If the First-tier Tribunal refuses an asylum or human rights appeal, the next step is the Upper Tribunal (Immigration and Asylum Chamber). The Upper Tribunal hears appeals only on errors of law — not factual disputes. The procedure is strict, the time limits short, and the outcomes binding on future First-tier tribunal decisions.
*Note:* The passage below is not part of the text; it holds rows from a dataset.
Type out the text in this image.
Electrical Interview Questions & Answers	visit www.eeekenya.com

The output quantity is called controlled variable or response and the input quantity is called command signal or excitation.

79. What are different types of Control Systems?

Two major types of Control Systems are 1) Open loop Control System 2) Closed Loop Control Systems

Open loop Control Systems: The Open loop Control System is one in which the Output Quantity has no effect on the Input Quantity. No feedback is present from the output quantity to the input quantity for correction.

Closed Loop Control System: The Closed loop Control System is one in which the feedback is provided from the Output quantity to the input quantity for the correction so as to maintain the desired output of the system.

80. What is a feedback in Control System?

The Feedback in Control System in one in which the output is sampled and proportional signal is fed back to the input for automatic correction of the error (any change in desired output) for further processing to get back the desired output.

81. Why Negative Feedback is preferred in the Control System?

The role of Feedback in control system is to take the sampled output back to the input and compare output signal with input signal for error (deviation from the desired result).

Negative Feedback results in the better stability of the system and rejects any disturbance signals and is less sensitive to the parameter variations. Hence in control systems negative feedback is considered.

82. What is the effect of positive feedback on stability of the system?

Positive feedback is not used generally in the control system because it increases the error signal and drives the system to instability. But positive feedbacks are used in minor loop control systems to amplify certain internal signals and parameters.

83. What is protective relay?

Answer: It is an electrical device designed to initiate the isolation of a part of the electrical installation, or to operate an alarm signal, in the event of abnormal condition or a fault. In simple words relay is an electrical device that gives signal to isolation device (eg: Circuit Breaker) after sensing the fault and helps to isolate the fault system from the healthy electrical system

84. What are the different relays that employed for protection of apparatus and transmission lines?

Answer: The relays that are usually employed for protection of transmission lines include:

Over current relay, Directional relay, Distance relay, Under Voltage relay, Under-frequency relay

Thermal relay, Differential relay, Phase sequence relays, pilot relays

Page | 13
This guide explains what counts as an error of law and how to navigate the process.

Key points

  • The Upper Tribunal (Immigration and Asylum Chamber) hears appeals from the First-tier Tribunal on points of law only — not factual disagreements.
  • Permission to appeal must be sought from the First-tier Tribunal within 14 days of the refusal (in-country) or 28 days (out of country).
  • If the First-tier refuses permission, you can renew the application directly to the Upper Tribunal within 7 days of being told.
  • Errors of law include: misapplication of the law, failing to consider relevant evidence, perversity of fact-finding, procedural unfairness, and inadequate reasons.
  • The Upper Tribunal can re-make the decision itself, remit to the First-tier for re-hearing, or remit with specific findings preserved.
  • Legal aid is available for asylum and humanitarian protection appeals throughout (means-tested). Article 8 family appeals are not legal-aid-funded except in very narrow circumstances.
  • Further appeals from the Upper Tribunal to the Court of Appeal also require permission, on points of law, and have an even tighter test (the Cart jurisdiction).

The Upper Tribunal's role

The Upper Tribunal (UT) is a superior court of record. The Immigration and Asylum Chamber of the UT hears:

  • Appeals from the First-tier Tribunal (FTT) Immigration and Asylum Chamber on points of law.
  • Judicial review of immigration decisions (in some circumstances).
  • Cart judicial reviews from the UT itself (since 2022, narrowed by Judicial Review and Courts Act 2022).

The UT is at the same level as the High Court. Its decisions are binding on future FTT decisions and (where reported) form part of the body of immigration case law. UT judges are senior — usually Circuit Judges sitting in their judicial capacity.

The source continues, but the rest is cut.